The results in Table 1 show acceptable levels of hemolysis with the exception of the condition at the lowest flow and high ΔP. The pump will not normally operate in this range for long periods of time.

Table 1.

Table Showing the Rate, Differential Pressure, Mean Flow Rate and Calculated Mean and Standard Deviation of NIH from the Hemolysis Tests Performed to Date

Pump Rate (rpm)	ΔP (mmHg)	Q (L/min)	NIH (mg/dL)
6000	70	3.9 ± 0.1	0.011 ± 0.002
7000	70	6.9 ± 0.2	0.010 ± 0.002
8000	70	9.7 ± 0.4	0.016 ± 0.004
6000	90	1.7 ± 0.3	0.040 ± 0.030
7000	90	4.7 ± 0.3	0.018 ± 0.008
8000	90	7.7 ± 0.6	0.018 ± 0.006

To date, five prototype pressure sensors have been manufactured. All sensors are able to withstand the maximum expected strain. The average sensitivity of the five prototypes is 0.52 ±0.24 μV/mmHg with one-half (0.50) volt excitation. Offset (zero pressure) drift for 2 units varied between 180 and −140 mmHg over a four week period. Span drift ranged from 18 to −21 μV (n = 5 units). Gain drift ranged from −7.4 to 4.9 μV (n = 5 units). Improved offset drift and temperature compensation are currently being investigated.

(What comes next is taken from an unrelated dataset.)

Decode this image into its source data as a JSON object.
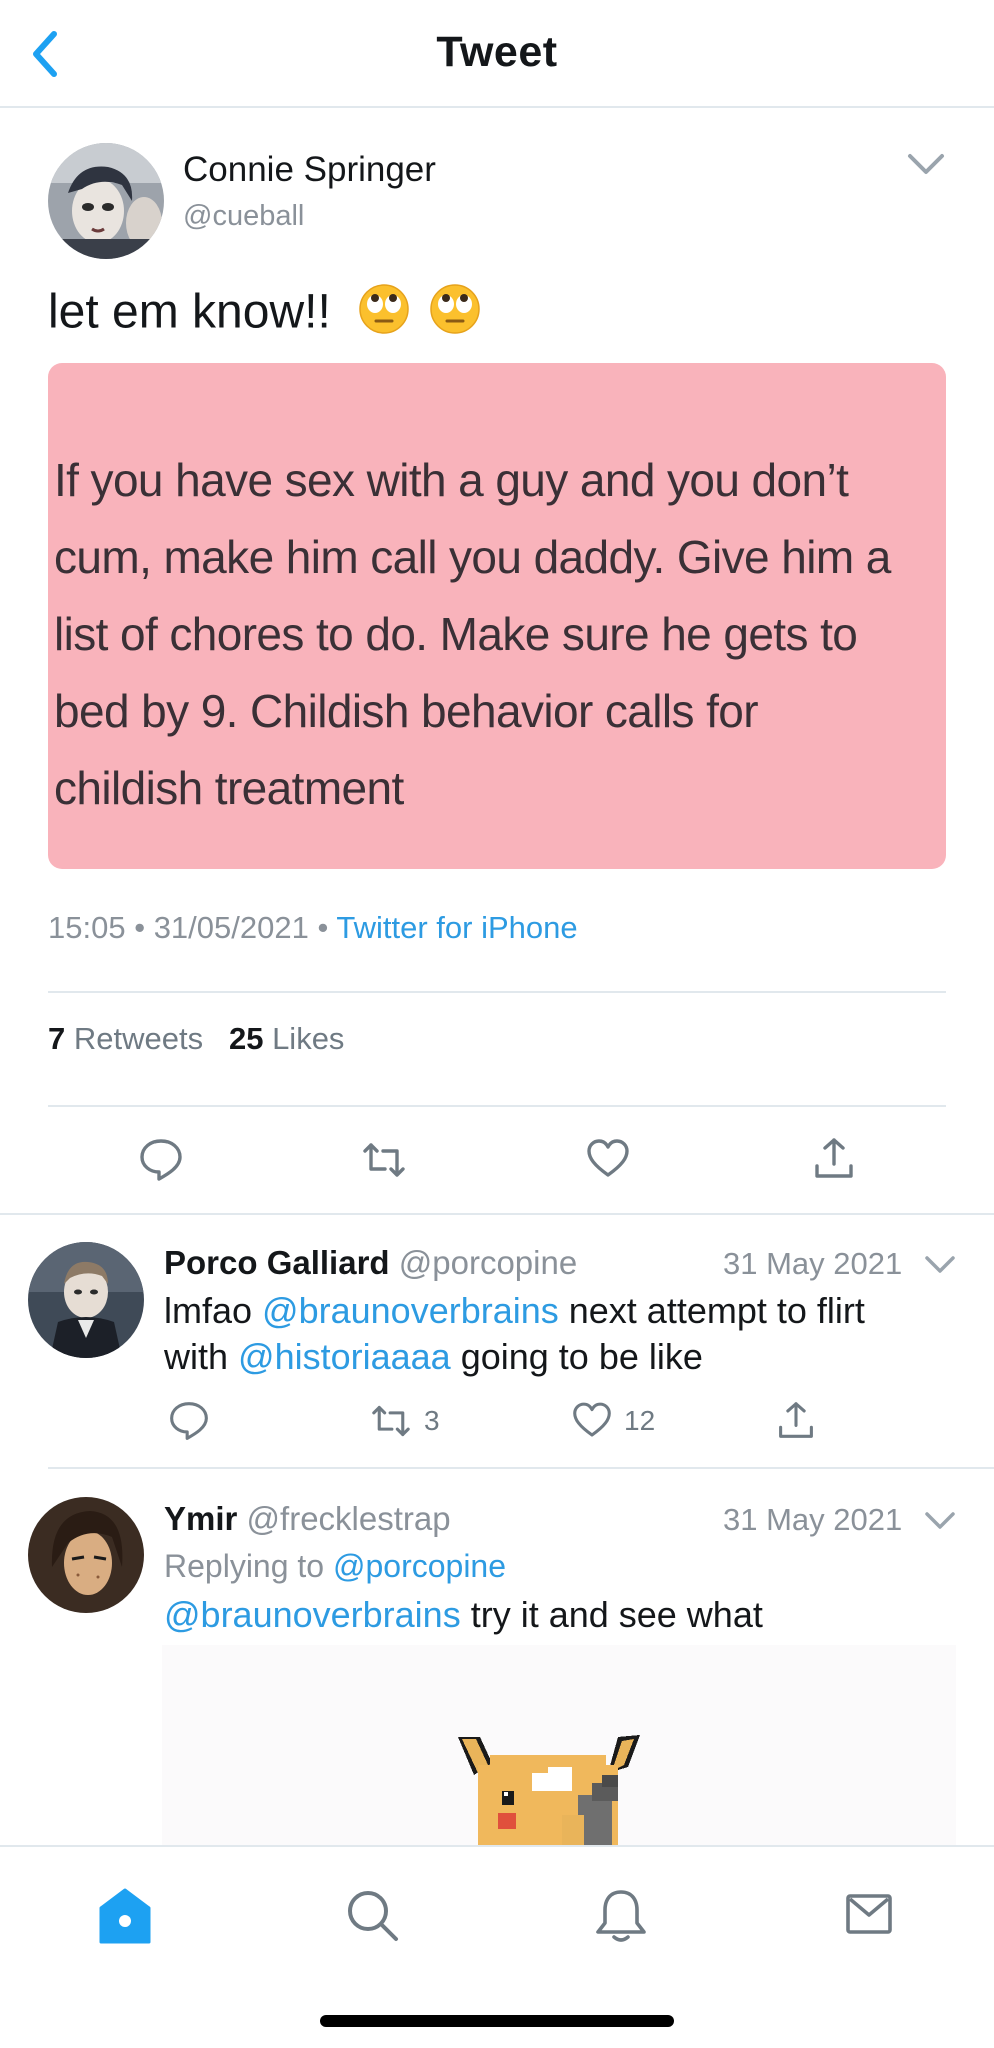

Transient response of the sensor is adequate and can be seen in Figure 7. Step response time for 90 mmHg step impulse averaged .02 seconds. Hysteresis ranged from −15 mmHg to 4.1 mmHg for holding the pressure at 75 mmHg for four hours and then releasing the pressure (n = 3 units). The cause of hysteresis is being investigated.

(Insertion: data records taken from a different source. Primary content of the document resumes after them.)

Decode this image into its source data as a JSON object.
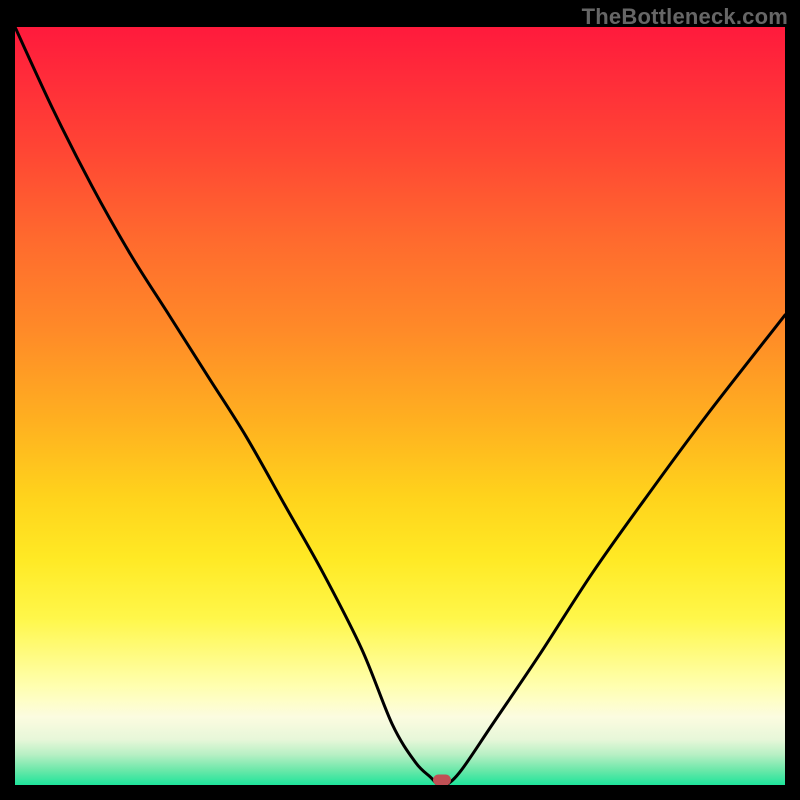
{
  "watermark": "TheBottleneck.com",
  "chart_data": {
    "type": "line",
    "title": "",
    "xlabel": "",
    "ylabel": "",
    "xlim": [
      0,
      100
    ],
    "ylim": [
      0,
      100
    ],
    "grid": false,
    "series": [
      {
        "name": "curve",
        "x": [
          0,
          5,
          10,
          15,
          20,
          25,
          30,
          35,
          40,
          45,
          49,
          52,
          54,
          55,
          56,
          58,
          62,
          68,
          75,
          82,
          90,
          100
        ],
        "values": [
          100,
          89,
          79,
          70,
          62,
          54,
          46,
          37,
          28,
          18,
          8,
          3,
          1,
          0,
          0,
          2,
          8,
          17,
          28,
          38,
          49,
          62
        ]
      }
    ],
    "marker": {
      "x": 55.5,
      "y": 0,
      "color": "#c05055"
    },
    "background_gradient": {
      "top": "#ff1a3c",
      "mid": "#ffd31c",
      "bottom": "#1ee49b"
    }
  }
}
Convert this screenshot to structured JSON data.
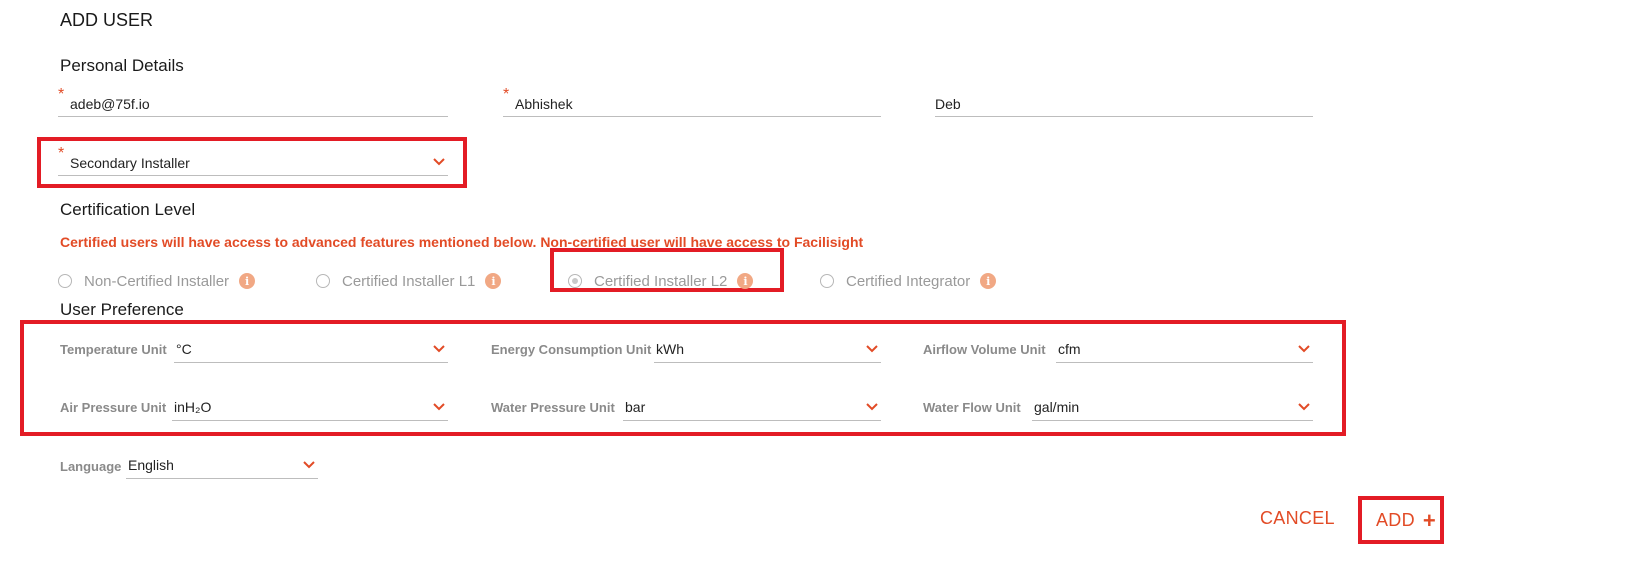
{
  "page_title": "ADD USER",
  "sections": {
    "personal_details": "Personal Details",
    "certification_level": "Certification Level",
    "user_preference": "User Preference"
  },
  "personal": {
    "email": "adeb@75f.io",
    "first_name": "Abhishek",
    "last_name": "Deb",
    "role": "Secondary Installer"
  },
  "certification": {
    "note": "Certified users will have access to advanced features mentioned below. Non-certified user will have access to Facilisight",
    "options": [
      {
        "label": "Non-Certified Installer",
        "selected": false
      },
      {
        "label": "Certified Installer L1",
        "selected": false
      },
      {
        "label": "Certified Installer L2",
        "selected": true
      },
      {
        "label": "Certified Integrator",
        "selected": false
      }
    ],
    "info_glyph": "i"
  },
  "preferences": {
    "temperature": {
      "label": "Temperature Unit",
      "value": "°C"
    },
    "energy": {
      "label": "Energy Consumption Unit",
      "value": "kWh"
    },
    "airflow": {
      "label": "Airflow Volume Unit",
      "value": "cfm"
    },
    "air_pressure": {
      "label": "Air Pressure Unit",
      "value": "inH₂O"
    },
    "water_pressure": {
      "label": "Water Pressure Unit",
      "value": "bar"
    },
    "water_flow": {
      "label": "Water Flow Unit",
      "value": "gal/min"
    },
    "language": {
      "label": "Language",
      "value": "English"
    }
  },
  "actions": {
    "cancel": "CANCEL",
    "add": "ADD"
  },
  "colors": {
    "accent": "#e24b26",
    "highlight": "#e31c25"
  },
  "icons": {
    "dropdown": "chevron-down-icon",
    "info": "info-icon",
    "add": "plus-icon"
  }
}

The pressure sensor currently used has been tested both in vitro and in vivo. The gain of the transducer is stable, but the baseline is prone to drift. The current semiconductor gage is bonded to the diaphragm using a thermally cured epoxy, which results in pre-stress of the gage. Even with post-cure bridge balancing, the different rate of thermal expansion for the composite materials can cause unpredictable baseline drift in the system.

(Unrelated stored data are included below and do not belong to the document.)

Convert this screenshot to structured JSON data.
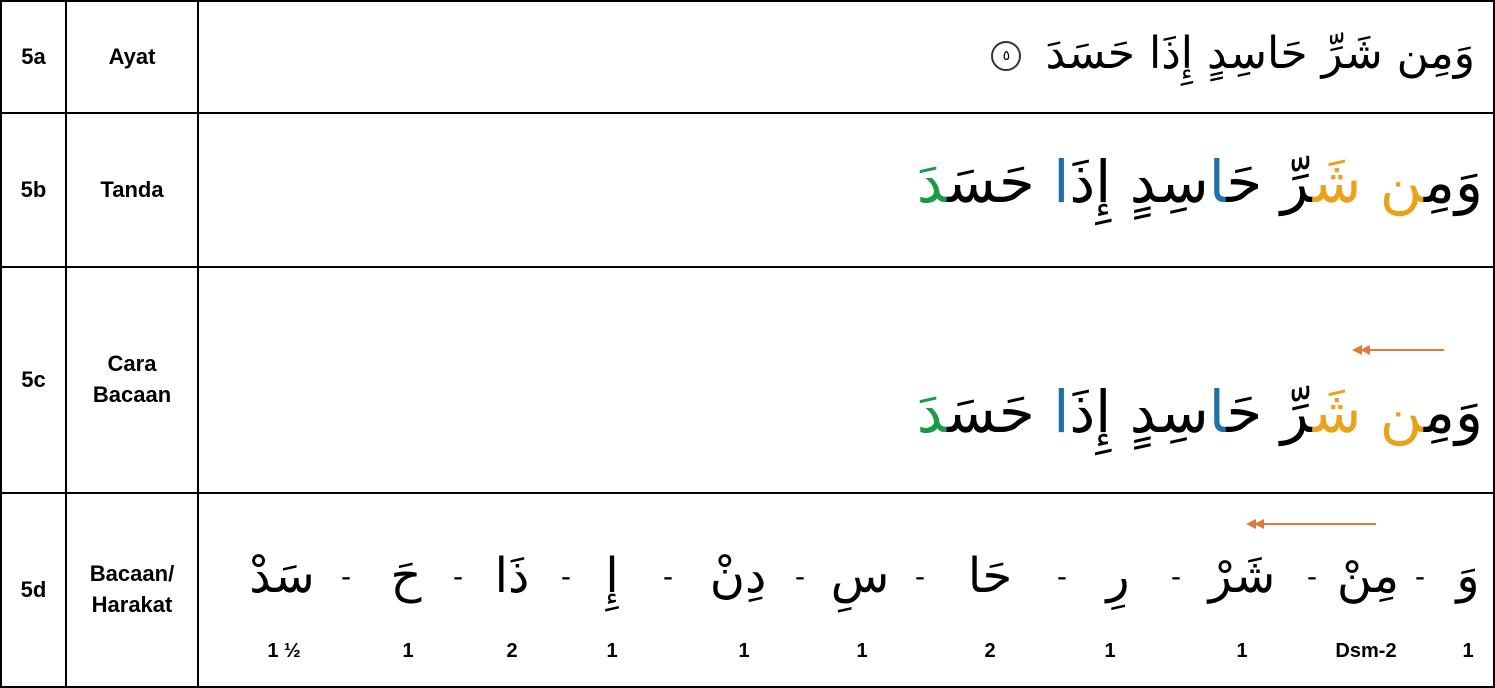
{
  "rows": [
    {
      "id": "5a",
      "label": "Ayat"
    },
    {
      "id": "5b",
      "label": "Tanda"
    },
    {
      "id": "5c",
      "label": "Cara Bacaan"
    },
    {
      "id": "5d",
      "label": "Bacaan/ Harakat"
    }
  ],
  "ayat_text": "وَمِن شَرِّ حَاسِدٍ إِذَا حَسَدَ",
  "ayat_number": "٥",
  "tanda": {
    "parts": [
      "وَمِ",
      "ن",
      " شَ",
      "رّ",
      "ِ حَ",
      "ا",
      "سِدٍ إِذَ",
      "ا",
      " حَسَ",
      "دَ"
    ]
  },
  "cara_bacaan": {
    "parts": [
      "وَمِ",
      "ن",
      " شَ",
      "رّ",
      "ِ حَ",
      "ا",
      "سِدٍ إِذَ",
      "ا",
      " حَسَ",
      "دَ"
    ]
  },
  "syllables": [
    "وَ",
    "مِنْ",
    "شَرْ",
    "رِ",
    "حَا",
    "سِ",
    "دِنْ",
    "إِ",
    "ذَا",
    "حَ",
    "سَدْ"
  ],
  "counts": [
    "1",
    "Dsm-2",
    "1",
    "1",
    "2",
    "1",
    "1",
    "1",
    "2",
    "1",
    "1 ½"
  ],
  "colors": {
    "orange": "#e8a21c",
    "blue": "#1f6fa8",
    "green": "#1a9a4a",
    "arrow": "#e07a3a"
  }
}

Despite this problem, the current sensor may be used with high pass filtering, resulting in a pressure pulsatility signal. This signal is usable for control purposes since incipient ventricular collapse can be detected from pressure pulsatility as well as absolute pressure. An advantage of this approach is that pressure pulsatility does not require compensation for barometric pressure changes, and thus a sealed system could be used.

In Vivo Testing

To date, one five hour in vivo test was performed in a 100 kg calf. The device was placed extracorporeally as shown in Figure 3. The animal was heparinized and pump output was maintained at 4.5 to 5.5 L/min. The autopsy results revealed no emboli present in the kidneys or other organs. Disassembly of the device revealed one small clot in the rear back flow channel associated with a surface imperfection.

Conclusions

A passively suspended Tesla type pump with large flow channels was designed utilizing CFD. A prototype system was constructed and performance tested. The results compared favorably with the CFD results in the lower RPM range. Future CFD refinements will include additional degrees of freedom to model destabilizing forces such as separation/eddies, flow-related forces and accelerations, and changes in the flow velocities near the outlet, and will include a fluid-surface interaction model. Motion studies showed that rotor wobble exists but hemolysis studies have shown a satisfactory index of hemolysis over its operating range. The results of the first five hour acute in-vivo study were very encouraging with only one small thrombus associated with a surface imperfection. These studies support the concept that a passively supported Tesla pump has potential to become a lower cost device due to its passive support design, ease of fabrication and overall simple design that can be manufactured with rather wide tolerances.